I receive an artist newsletter from Robert Genn that often raises interesting questions which apply equally to the sonic and visual arts. A recent issue talked about the rise of digital photography and photoshop-type software among photographers. Reading about the relation of computer-enhanced photography to painting, I was struck by the analogous dynamic between rap music and performed musical instruments. For years music purists have called rap and scratch artists non-musicians, or less “creative” artists. But the idea of “second generation” creativity opens up new artistic and philosophical terrain. Samplers, loop machines, digital recorders have become modern musical instruments, which use chunks of sound rather than individual notes. In my jazz history class I argue that the principles of improvisation, commentary and innovation can apply in the manipulation of prerecorded chunks of sound, particularly where these chunks have historical context. Common examples are James Brown’s signature cries, as well as his basslines and horn riffs. Artists remix these chunks not only to create new combinations of sound, but to reinsert identifiable musical motifs from one era into another.
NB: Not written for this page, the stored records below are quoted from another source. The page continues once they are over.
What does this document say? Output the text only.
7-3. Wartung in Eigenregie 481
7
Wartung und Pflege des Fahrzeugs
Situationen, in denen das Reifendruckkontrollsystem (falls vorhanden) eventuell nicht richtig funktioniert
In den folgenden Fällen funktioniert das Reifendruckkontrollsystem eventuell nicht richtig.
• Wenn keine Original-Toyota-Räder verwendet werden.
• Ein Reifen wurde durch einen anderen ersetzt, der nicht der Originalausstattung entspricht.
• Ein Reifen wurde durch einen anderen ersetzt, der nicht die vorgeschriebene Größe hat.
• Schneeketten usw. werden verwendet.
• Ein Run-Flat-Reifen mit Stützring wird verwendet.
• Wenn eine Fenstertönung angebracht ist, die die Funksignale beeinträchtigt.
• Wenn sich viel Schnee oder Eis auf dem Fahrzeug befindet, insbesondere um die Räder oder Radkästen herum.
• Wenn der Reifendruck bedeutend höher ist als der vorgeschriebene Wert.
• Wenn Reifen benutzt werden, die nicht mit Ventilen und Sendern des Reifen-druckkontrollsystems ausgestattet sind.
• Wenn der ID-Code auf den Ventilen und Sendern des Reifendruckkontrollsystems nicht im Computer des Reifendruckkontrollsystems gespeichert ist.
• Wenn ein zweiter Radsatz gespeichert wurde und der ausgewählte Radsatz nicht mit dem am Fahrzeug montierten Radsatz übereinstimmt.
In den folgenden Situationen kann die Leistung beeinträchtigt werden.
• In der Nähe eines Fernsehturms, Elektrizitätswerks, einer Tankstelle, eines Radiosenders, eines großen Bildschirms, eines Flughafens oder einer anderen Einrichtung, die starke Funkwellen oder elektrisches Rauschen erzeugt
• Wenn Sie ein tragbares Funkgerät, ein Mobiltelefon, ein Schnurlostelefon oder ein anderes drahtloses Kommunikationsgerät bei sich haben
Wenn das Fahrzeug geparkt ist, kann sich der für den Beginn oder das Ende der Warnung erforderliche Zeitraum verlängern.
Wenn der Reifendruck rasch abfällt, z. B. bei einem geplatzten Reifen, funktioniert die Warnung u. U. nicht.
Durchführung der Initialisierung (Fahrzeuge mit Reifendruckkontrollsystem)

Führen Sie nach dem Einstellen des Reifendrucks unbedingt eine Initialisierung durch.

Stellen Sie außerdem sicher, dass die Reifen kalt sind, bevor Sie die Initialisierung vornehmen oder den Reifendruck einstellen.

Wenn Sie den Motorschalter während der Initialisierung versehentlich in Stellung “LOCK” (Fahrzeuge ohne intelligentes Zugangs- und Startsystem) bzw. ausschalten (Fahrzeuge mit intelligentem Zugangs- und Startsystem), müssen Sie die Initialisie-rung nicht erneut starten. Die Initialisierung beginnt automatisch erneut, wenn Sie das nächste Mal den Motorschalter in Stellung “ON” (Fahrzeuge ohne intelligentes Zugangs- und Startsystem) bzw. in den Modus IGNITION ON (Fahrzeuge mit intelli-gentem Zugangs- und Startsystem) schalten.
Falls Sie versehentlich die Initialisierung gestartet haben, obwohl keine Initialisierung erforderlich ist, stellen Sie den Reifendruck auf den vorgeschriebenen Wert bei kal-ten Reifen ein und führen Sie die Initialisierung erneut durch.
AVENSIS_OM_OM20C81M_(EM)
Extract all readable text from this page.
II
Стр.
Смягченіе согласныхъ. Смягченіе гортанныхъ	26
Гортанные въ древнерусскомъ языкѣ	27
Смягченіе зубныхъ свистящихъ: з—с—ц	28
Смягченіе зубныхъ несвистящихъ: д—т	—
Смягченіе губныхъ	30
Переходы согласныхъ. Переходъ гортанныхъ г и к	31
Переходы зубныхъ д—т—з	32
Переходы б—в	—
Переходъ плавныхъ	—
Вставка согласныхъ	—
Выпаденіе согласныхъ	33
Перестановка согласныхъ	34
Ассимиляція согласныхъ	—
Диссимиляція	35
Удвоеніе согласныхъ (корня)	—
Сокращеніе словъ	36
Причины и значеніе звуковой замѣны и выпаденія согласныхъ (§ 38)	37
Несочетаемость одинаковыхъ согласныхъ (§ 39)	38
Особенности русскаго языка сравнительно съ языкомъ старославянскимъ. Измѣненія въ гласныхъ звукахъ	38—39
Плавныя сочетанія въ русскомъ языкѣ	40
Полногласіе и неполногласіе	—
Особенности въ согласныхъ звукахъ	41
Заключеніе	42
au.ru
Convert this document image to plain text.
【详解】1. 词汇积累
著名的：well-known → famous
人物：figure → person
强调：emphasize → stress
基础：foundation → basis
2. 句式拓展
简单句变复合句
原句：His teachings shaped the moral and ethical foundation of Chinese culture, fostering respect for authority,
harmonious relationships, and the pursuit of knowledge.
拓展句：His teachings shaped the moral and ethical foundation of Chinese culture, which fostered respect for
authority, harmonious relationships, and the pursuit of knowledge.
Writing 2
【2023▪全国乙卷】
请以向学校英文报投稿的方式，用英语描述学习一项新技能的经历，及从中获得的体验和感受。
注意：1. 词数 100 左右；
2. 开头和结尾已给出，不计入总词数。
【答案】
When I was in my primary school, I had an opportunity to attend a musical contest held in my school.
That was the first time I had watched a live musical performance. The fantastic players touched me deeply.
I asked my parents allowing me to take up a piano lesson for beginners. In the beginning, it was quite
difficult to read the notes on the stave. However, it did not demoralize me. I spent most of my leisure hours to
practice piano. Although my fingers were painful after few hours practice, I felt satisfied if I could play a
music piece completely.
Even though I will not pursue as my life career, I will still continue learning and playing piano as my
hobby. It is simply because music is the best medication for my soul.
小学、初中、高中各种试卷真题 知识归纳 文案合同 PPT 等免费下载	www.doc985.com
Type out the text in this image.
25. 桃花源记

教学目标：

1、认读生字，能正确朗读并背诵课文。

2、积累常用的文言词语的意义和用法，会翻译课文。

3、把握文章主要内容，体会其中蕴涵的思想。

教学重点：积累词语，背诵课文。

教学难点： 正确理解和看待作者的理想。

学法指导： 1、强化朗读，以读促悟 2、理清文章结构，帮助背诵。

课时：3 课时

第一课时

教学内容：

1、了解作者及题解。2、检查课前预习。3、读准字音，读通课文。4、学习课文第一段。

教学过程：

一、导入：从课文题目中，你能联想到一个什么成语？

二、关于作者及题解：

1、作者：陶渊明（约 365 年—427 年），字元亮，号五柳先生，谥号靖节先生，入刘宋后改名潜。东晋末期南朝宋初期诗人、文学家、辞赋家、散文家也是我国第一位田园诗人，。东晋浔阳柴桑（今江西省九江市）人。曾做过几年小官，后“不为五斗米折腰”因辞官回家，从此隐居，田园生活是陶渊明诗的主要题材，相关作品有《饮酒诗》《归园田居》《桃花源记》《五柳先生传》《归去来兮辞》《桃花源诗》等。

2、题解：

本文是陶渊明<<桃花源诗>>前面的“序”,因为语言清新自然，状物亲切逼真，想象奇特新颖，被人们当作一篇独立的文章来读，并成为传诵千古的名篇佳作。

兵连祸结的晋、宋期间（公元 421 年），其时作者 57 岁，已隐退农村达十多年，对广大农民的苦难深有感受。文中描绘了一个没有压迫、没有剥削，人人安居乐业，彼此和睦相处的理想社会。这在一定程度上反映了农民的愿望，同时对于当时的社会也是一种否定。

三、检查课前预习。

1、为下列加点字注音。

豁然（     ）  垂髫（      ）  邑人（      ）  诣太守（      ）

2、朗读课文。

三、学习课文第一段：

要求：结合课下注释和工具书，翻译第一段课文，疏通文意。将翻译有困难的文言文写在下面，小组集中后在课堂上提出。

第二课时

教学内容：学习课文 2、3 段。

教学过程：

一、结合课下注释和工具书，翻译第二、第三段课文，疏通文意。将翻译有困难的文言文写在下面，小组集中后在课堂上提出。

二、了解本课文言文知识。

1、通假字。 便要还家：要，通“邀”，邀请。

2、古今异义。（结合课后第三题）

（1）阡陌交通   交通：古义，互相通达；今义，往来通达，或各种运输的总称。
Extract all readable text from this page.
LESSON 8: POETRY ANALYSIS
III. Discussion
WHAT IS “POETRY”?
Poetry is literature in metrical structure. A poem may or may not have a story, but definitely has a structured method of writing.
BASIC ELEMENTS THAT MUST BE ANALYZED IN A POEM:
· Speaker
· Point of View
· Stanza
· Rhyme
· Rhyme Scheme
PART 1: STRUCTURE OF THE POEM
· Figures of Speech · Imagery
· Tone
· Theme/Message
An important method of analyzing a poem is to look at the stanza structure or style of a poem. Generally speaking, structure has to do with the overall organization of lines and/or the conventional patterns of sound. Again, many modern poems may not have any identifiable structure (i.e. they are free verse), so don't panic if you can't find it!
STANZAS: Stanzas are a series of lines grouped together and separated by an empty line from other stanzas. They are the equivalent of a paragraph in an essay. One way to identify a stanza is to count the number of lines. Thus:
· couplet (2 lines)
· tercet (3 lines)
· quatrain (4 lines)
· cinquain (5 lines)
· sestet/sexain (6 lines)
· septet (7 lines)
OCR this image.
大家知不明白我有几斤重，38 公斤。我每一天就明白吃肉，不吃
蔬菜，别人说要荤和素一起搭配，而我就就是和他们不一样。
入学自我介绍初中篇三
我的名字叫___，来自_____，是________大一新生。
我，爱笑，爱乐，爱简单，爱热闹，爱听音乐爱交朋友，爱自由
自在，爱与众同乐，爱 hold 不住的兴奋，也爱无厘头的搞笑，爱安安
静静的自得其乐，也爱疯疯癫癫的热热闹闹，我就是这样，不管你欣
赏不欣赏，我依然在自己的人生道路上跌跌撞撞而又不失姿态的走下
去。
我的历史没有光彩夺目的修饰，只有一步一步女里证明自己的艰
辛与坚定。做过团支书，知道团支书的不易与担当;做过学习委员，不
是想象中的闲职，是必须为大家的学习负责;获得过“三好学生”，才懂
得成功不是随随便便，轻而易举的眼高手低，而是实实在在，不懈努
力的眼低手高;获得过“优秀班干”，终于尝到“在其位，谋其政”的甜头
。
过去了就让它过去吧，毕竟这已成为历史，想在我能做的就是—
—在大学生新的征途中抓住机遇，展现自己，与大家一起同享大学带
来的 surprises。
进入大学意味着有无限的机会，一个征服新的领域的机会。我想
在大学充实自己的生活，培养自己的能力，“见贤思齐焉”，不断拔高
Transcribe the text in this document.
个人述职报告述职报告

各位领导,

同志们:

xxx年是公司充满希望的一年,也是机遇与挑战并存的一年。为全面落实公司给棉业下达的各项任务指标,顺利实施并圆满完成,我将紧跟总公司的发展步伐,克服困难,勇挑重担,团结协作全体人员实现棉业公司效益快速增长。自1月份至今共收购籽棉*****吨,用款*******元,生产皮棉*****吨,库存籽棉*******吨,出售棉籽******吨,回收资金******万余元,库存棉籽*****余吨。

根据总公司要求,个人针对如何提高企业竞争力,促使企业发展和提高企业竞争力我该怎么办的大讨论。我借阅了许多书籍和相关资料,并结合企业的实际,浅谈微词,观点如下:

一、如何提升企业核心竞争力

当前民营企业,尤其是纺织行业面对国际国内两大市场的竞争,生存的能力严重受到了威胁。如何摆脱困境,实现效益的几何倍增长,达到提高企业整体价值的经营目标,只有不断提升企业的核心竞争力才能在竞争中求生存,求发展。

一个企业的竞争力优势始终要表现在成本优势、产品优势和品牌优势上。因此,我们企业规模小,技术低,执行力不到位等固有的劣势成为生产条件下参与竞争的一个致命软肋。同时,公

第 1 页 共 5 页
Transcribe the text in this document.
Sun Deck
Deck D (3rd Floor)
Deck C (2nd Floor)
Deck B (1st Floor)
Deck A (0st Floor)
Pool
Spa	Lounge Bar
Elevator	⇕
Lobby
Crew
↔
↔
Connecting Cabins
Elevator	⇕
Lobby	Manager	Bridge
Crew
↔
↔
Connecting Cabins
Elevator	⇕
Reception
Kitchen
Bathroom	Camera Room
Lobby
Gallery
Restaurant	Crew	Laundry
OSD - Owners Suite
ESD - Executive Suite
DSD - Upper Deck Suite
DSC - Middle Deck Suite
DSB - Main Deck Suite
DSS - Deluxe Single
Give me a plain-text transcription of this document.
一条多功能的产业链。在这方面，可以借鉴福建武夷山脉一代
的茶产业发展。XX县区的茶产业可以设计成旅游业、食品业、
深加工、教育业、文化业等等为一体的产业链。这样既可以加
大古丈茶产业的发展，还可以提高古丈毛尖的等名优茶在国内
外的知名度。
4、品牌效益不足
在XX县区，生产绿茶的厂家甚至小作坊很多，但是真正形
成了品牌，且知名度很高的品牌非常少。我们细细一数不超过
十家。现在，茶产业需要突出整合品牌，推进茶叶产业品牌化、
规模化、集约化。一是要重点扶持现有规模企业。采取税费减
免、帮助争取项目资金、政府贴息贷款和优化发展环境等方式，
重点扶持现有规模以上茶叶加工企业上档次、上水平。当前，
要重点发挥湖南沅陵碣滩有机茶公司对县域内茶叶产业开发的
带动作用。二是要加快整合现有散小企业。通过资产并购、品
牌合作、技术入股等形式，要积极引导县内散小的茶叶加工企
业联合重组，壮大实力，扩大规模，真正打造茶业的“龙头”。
Perhaps what is lacking in digital photographic art is this element of commentary, the art of play. How one plays with computer technology is the defining criterion of our 21st century techno-culture. It is all too easy to become a glorified computer programmer, since we all increasingly need to become computer literate. The question is: Where is the dividing line? When is the machine an extension of our humanity, and when are we an extension of its mechanization? Are we headed toward a symbiotic future, where we perceive art partly as dream and partly as algorithm? Perhaps the human brain was always wired that way…Food for thought.